The agency will fund projects aimed at speeding up synthetic biology, and creating new kinds of materials.

Yesterday morning, at the Fifth International Meeting on Synthetic Biology at Stanford University, a representative from the DARPA announced a new program called Living Foundries that will invest in and develop synthetic biology projects.

The goal, according to the agency’s program manager Alicia Jackson, is to revolutionize materials science, and to foster projects that will enable the creation and manufacture of materials that are not possible to make today, such as more efficient solar and electronic materials. To do so, she said, DARPA will get into synthetic biology “in a big way.” The goal is to establish new manufacturing capabilities in the United States.

Synthetic biologists try to systematically reengineer cells to do something useful, such as make biofuels. People in the field have great dreams of designing probiotic microbes to kill cancer cells, or remediate the effects of climate change, or make transportation fuels from abundant biomass. And synthetic biologists have made great strides; last year, for example, researchers at the J. Craig Venter Institute announced that they had made a living “synthetic cell” by editing a genome on the computer, building it in a lab, and transplanting it into a cell of another species. But still, the amount of time it takes just to get experiments going is a major brake on creativity, and practical results of this research have come slowly.

“We take sugar, feed it to cells, and make a product—a pharmaceutical, a chemical, a fuel,” said Jackson. But in reality, she said, yields are low, synthetic biologists can only use a very constrained group of starting products, and they can’t make anything they want, only things that are either natural products or slightly modified versions.

Expanding the possible materials that can be made by engineered cells will require making microbes that can deal with other feedstocks—going beyod sugar and cellulose. DARPA wants to open up the periodic table so that cells can make, for example, efficient semiconductor materials.

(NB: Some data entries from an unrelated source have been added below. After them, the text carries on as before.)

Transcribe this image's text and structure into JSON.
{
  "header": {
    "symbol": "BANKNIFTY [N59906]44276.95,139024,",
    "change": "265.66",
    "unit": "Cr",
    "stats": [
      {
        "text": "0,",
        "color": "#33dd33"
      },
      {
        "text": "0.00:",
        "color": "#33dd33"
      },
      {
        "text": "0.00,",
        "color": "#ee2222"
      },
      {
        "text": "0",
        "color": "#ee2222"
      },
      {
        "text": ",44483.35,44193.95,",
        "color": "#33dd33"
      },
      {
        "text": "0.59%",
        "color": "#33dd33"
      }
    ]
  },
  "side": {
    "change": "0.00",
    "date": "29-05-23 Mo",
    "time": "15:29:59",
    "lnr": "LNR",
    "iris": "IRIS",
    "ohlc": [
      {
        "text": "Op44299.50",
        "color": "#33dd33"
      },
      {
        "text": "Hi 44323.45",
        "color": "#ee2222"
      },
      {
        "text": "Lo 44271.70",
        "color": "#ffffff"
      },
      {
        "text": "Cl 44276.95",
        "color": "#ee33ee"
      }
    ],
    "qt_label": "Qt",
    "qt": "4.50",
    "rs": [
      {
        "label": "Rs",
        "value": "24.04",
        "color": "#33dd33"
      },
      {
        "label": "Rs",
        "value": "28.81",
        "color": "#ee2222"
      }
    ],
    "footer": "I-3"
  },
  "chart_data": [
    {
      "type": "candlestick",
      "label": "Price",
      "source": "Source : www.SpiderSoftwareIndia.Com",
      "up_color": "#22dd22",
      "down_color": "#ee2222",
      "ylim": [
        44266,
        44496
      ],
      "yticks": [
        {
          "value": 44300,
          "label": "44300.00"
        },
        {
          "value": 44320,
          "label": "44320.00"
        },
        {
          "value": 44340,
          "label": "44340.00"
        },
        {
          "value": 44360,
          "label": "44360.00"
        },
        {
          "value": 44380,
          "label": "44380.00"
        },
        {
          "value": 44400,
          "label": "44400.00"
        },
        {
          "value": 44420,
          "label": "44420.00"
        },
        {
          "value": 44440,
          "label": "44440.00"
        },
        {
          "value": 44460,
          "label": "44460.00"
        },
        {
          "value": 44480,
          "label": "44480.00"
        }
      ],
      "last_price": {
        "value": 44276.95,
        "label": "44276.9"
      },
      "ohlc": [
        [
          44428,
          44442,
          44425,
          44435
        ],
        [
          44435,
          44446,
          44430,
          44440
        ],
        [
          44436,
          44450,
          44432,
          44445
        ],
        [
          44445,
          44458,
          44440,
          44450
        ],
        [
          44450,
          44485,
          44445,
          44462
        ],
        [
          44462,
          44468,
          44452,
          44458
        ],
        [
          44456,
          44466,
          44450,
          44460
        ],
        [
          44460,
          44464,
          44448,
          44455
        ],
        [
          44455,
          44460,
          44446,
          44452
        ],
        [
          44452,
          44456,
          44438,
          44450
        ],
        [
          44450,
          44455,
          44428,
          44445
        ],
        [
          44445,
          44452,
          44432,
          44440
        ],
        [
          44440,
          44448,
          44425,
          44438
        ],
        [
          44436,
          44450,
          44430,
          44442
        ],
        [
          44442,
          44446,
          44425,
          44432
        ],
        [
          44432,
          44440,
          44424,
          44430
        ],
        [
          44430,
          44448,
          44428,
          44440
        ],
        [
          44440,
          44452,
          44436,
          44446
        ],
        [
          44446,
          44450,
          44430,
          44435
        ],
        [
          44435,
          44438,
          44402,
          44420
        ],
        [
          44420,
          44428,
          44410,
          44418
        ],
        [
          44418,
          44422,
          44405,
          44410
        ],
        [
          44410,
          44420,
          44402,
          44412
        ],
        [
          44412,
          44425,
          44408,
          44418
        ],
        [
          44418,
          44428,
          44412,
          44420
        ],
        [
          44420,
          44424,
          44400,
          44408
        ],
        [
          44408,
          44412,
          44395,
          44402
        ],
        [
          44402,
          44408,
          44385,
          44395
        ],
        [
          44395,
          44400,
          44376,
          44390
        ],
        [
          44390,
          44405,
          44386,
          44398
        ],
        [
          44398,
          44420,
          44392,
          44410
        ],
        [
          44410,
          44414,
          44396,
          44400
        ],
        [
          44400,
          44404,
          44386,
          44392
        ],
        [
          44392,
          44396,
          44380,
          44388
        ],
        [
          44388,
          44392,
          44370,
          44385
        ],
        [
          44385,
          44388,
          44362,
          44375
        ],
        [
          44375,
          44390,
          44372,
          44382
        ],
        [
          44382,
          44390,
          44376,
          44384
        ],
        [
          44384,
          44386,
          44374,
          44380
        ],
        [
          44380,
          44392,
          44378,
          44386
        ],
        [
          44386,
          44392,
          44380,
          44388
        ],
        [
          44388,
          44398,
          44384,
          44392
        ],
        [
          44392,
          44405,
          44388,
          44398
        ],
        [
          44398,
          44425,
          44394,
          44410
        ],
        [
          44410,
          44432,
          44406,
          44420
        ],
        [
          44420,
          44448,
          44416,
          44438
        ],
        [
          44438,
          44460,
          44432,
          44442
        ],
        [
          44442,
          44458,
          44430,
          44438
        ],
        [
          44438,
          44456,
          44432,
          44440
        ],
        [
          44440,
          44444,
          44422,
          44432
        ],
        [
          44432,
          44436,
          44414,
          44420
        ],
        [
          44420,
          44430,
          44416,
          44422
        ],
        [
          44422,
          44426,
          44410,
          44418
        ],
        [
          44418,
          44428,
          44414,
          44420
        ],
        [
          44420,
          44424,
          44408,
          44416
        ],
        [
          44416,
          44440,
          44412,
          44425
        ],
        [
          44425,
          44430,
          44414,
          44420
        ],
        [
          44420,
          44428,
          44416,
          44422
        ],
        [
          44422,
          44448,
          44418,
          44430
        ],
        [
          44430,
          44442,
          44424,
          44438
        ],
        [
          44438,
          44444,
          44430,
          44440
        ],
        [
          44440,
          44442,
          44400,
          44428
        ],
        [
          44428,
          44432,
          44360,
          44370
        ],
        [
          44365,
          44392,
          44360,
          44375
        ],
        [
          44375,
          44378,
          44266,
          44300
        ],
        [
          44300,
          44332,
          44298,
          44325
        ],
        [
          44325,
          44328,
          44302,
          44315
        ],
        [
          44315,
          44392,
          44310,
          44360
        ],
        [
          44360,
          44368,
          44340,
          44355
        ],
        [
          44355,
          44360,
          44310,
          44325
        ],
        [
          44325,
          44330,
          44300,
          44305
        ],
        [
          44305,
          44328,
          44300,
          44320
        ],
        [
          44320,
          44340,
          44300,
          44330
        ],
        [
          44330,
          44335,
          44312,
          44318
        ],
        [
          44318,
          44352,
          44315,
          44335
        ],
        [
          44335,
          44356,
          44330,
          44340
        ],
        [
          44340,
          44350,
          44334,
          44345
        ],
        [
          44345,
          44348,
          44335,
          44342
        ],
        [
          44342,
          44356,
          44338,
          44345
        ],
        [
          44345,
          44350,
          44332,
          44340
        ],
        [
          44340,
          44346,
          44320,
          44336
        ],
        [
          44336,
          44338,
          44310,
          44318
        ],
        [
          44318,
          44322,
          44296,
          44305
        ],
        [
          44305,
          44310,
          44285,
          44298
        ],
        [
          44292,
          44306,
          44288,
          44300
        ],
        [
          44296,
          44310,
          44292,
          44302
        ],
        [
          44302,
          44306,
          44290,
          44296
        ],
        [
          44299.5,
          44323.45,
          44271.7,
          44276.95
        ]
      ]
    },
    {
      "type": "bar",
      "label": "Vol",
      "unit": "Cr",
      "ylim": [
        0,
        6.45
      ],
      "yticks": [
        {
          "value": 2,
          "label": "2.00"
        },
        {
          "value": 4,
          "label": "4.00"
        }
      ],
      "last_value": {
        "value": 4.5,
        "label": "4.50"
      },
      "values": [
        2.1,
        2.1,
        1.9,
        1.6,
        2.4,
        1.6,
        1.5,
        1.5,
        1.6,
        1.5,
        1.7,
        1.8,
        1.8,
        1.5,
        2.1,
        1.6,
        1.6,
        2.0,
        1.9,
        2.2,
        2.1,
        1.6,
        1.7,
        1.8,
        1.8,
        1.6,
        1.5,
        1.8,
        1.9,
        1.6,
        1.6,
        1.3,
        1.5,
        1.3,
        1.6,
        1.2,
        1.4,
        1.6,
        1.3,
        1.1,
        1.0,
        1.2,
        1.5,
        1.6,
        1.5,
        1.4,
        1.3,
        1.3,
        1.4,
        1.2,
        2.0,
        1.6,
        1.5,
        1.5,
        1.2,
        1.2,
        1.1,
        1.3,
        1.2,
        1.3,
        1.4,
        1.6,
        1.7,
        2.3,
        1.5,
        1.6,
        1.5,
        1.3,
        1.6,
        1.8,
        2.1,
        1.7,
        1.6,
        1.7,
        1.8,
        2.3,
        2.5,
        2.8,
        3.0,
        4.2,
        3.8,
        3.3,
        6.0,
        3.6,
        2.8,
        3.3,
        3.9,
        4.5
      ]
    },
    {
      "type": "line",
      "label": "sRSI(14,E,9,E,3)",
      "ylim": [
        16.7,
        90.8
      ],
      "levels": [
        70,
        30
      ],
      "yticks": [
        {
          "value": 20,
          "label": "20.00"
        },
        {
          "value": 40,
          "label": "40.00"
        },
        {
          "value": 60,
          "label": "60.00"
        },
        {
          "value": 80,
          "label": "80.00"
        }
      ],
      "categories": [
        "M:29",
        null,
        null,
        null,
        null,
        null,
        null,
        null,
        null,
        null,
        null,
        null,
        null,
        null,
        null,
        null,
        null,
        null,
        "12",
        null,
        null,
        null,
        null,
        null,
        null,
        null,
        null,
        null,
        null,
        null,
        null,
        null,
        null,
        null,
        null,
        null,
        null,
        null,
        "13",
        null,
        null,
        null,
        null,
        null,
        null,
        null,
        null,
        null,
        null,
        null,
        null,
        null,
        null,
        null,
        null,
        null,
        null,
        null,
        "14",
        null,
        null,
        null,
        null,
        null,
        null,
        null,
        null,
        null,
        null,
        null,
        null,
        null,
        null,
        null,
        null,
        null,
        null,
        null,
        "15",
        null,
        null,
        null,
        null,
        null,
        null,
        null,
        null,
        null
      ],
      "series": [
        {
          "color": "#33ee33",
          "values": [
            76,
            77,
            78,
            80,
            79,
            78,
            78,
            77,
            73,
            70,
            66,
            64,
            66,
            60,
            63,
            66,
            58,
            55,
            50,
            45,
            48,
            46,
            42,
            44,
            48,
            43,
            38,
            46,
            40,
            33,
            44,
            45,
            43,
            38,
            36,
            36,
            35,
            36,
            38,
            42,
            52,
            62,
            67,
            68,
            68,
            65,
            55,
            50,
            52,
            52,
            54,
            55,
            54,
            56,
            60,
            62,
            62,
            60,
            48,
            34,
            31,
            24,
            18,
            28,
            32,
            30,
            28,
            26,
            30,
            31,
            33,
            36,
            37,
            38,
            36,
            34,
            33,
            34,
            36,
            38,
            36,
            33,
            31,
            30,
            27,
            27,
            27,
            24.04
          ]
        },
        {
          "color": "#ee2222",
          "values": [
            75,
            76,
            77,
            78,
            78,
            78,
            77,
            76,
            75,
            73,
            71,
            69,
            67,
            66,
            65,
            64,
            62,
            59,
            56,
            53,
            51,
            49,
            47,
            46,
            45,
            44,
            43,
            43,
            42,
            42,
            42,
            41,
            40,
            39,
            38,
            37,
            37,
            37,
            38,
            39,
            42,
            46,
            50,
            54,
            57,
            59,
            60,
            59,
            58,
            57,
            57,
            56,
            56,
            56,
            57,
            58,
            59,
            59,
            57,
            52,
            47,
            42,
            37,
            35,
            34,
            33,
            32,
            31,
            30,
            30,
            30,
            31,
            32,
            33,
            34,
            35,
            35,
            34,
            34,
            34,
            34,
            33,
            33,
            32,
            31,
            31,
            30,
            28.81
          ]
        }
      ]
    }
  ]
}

Synthetic biology today is “expensive and time consuming, and this limits innovation,” said Jackson. “We [at DARPA] are that genie in a bottle that will make the impossible inevitable.”

That’s a tall order indeed, but the energy in the room was high, and the level of ambition of this program is in line with previous DARPA initiatives, one of which played a crucial role in the creation of the Internet.

When asked for further comment after her talk to clarify the funding levels and timelines for this blue-sky project, Jackson said she cannot disclose further details. The program’s first meeting with industry will be on June 28.